ARAnyM VMs with Debian hanging at 100% CPU usage

July 25th, 2012 - 04:10 pm ET by Thorsten Glaser | Report spam
Hi everyone,

I *really* need a stand-alone testcase for the GCC __sync_* builtins
or specifically, the cmpxchg syscall. A threded one.

I’ve got ARAnyM VMs hanging at 100% CPU, no network response any more,
during builds of first qt4-x11, and now cwidget. (Although I don’t know
if the former uses those GCC primitives, if available, in their generic
atomics code, or the latter uses atomics at all, this is a first guess.)

Since the VMs hang so that I must kill them, no debugging is possible.

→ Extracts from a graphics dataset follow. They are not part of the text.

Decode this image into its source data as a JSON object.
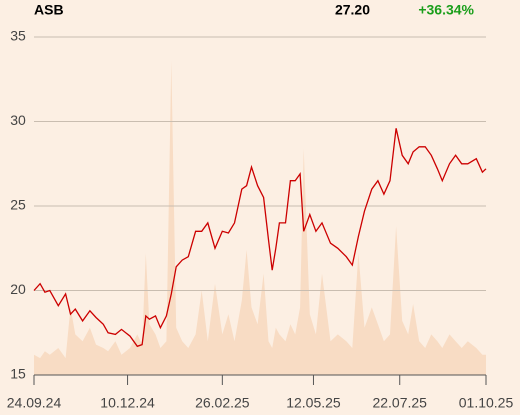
{
  "header": {
    "ticker": "ASB",
    "price": "27.20",
    "change": "+36.34%"
  },
  "chart_data": {
    "type": "line",
    "x": [
      "2024-09-24",
      "2024-09-29",
      "2024-10-03",
      "2024-10-07",
      "2024-10-14",
      "2024-10-20",
      "2024-10-24",
      "2024-10-28",
      "2024-11-03",
      "2024-11-09",
      "2024-11-14",
      "2024-11-20",
      "2024-11-24",
      "2024-11-30",
      "2024-12-05",
      "2024-12-12",
      "2024-12-18",
      "2024-12-22",
      "2024-12-25",
      "2024-12-28",
      "2025-01-02",
      "2025-01-06",
      "2025-01-11",
      "2025-01-15",
      "2025-01-19",
      "2025-01-24",
      "2025-01-29",
      "2025-02-04",
      "2025-02-09",
      "2025-02-14",
      "2025-02-20",
      "2025-02-26",
      "2025-03-03",
      "2025-03-08",
      "2025-03-14",
      "2025-03-18",
      "2025-03-22",
      "2025-03-27",
      "2025-04-01",
      "2025-04-05",
      "2025-04-08",
      "2025-04-11",
      "2025-04-14",
      "2025-04-19",
      "2025-04-23",
      "2025-04-27",
      "2025-05-01",
      "2025-05-04",
      "2025-05-09",
      "2025-05-14",
      "2025-05-19",
      "2025-05-26",
      "2025-06-01",
      "2025-06-08",
      "2025-06-13",
      "2025-06-18",
      "2025-06-23",
      "2025-06-29",
      "2025-07-04",
      "2025-07-09",
      "2025-07-14",
      "2025-07-19",
      "2025-07-24",
      "2025-07-29",
      "2025-08-02",
      "2025-08-07",
      "2025-08-12",
      "2025-08-17",
      "2025-08-22",
      "2025-08-26",
      "2025-09-01",
      "2025-09-06",
      "2025-09-11",
      "2025-09-16",
      "2025-09-23",
      "2025-09-28",
      "2025-10-01"
    ],
    "series": [
      {
        "color": "#cc0000",
        "values": [
          20.0,
          20.4,
          19.9,
          20.0,
          19.1,
          19.8,
          18.6,
          18.9,
          18.2,
          18.8,
          18.4,
          18.0,
          17.5,
          17.4,
          17.7,
          17.3,
          16.7,
          16.8,
          18.5,
          18.3,
          18.5,
          17.8,
          18.5,
          19.8,
          21.4,
          21.8,
          22.0,
          23.5,
          23.5,
          24.0,
          22.5,
          23.5,
          23.4,
          24.0,
          26.0,
          26.2,
          27.3,
          26.2,
          25.5,
          23.0,
          21.2,
          22.5,
          24.0,
          24.0,
          26.5,
          26.5,
          26.9,
          23.5,
          24.5,
          23.5,
          24.0,
          22.8,
          22.5,
          22.0,
          21.5,
          23.2,
          24.7,
          26.0,
          26.5,
          25.7,
          26.5,
          29.6,
          28.0,
          27.5,
          28.2,
          28.5,
          28.5,
          28.0,
          27.2,
          26.5,
          27.5,
          28.0,
          27.5,
          27.5,
          27.8,
          27.0,
          27.2
        ]
      }
    ],
    "volume": {
      "color": "#f8dcc4",
      "y2lim": [
        0,
        100
      ],
      "values": [
        6,
        5,
        7,
        6,
        8,
        5,
        20,
        12,
        10,
        14,
        9,
        8,
        7,
        10,
        6,
        8,
        12,
        9,
        36,
        15,
        12,
        8,
        10,
        93,
        14,
        10,
        8,
        12,
        25,
        10,
        27,
        12,
        18,
        10,
        22,
        37,
        20,
        15,
        30,
        10,
        8,
        14,
        12,
        10,
        15,
        12,
        20,
        67,
        18,
        12,
        30,
        10,
        12,
        10,
        8,
        36,
        14,
        20,
        15,
        10,
        12,
        44,
        16,
        12,
        21,
        10,
        8,
        12,
        10,
        8,
        12,
        10,
        8,
        10,
        8,
        6,
        6
      ]
    },
    "xlim": [
      "2024-09-24",
      "2025-10-01"
    ],
    "xticks": [
      {
        "value": "2024-09-24",
        "label": "24.09.24"
      },
      {
        "value": "2024-12-10",
        "label": "10.12.24"
      },
      {
        "value": "2025-02-26",
        "label": "26.02.25"
      },
      {
        "value": "2025-05-12",
        "label": "12.05.25"
      },
      {
        "value": "2025-07-22",
        "label": "22.07.25"
      },
      {
        "value": "2025-10-01",
        "label": "01.10.25"
      }
    ],
    "ylim": [
      15,
      35
    ],
    "yticks": [
      15,
      20,
      25,
      30,
      35
    ],
    "grid": true
  }
}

The last lines of the cwidget build log (although eatmydata and the
ext4 journal replay might have cut off more) were:

if g++ -DHAVE_CONFIG_H -I. -I. -I.. -I.. -Wall -Werror -I.. -I../src -D_FORTIFY_SOURCE=2 -g -O2 -fstack-protector --param=ssp-buffer-size=4 -Wformat -Werror=format-security -D_REENTRANT -I/usr/include/sigc++-2.0 -I/usr/lib/m68k-linux-gnu/sigc++-2.0/include -MT test_threads.o -MD -MP -MF ".deps/test_threads.Tpo" -c -o test_threads.o test_threads.cc; \
then mv -f ".deps/test_threads.Tpo" ".deps/test_threads.Po"; else rm -f ".deps/test_threads.Tpo"; exit 1; fi
/bin/bash ../libtool --tag=CXX --mode=link g++ -g -O2 -fstack-protector --param=ssp-buffer-size=4 -Wformat -Werror=format-security -D_REENTRANT -I/usr/include/sigc++-2.0 -I/usr/lib/m68k-linux-gnu/sigc++-2.0/include -Wl,-z,relro -o test main.o test_eassert.o test_ssprintf.o test_threads.o ../src/cwidget/libcwidget.la -lcppunit -lncursesw -lpthread -lsigc-2.0
libtool: link: g++ -g -O2 -fstack-protector --param=ssp-buffer-size=4 -Wformat -Werror=format-security -D_REENTRANT -I/usr/include/sigc++-2.0 -I/usr/lib/m68k-linux-gnu/sigc++-2.0/include -Wl,-z -Wl,relro -o .libs/test main.o test_eassert.o test_ssprintf.o test_threads.o ../src/cwidget/.libs/libcwidget.so /usr/lib/libcppunit.so -lncursesw -lpthread /usr/lib/m68k-linux-gnu/libsigc-2.0.so
make[3]: Leaving directory `/tmp/buildd/cwidget-0.5.16/tests'
/usr/bin/make check-TESTS
make[3]: Entering directory `/tmp/buildd/cwidget-0.5.16/tests'

Furthermore, as already mentioned, when I tried to test whether my
backport of the GCC atomics worked, I made a small test programme
to see whether it linked, but it *also* froze the VM (and I’m of the
opinion that it at most should have made the process inside eat up
almost-all CPU and be still killable/accessible). Parallel programming
is not mine, so I don’t know whether I did anything wrong (it wasn’t
really meant to be executed but to freeze the entire OS *and* virtual
hardware isn’t what I’d expect even in an endless loop).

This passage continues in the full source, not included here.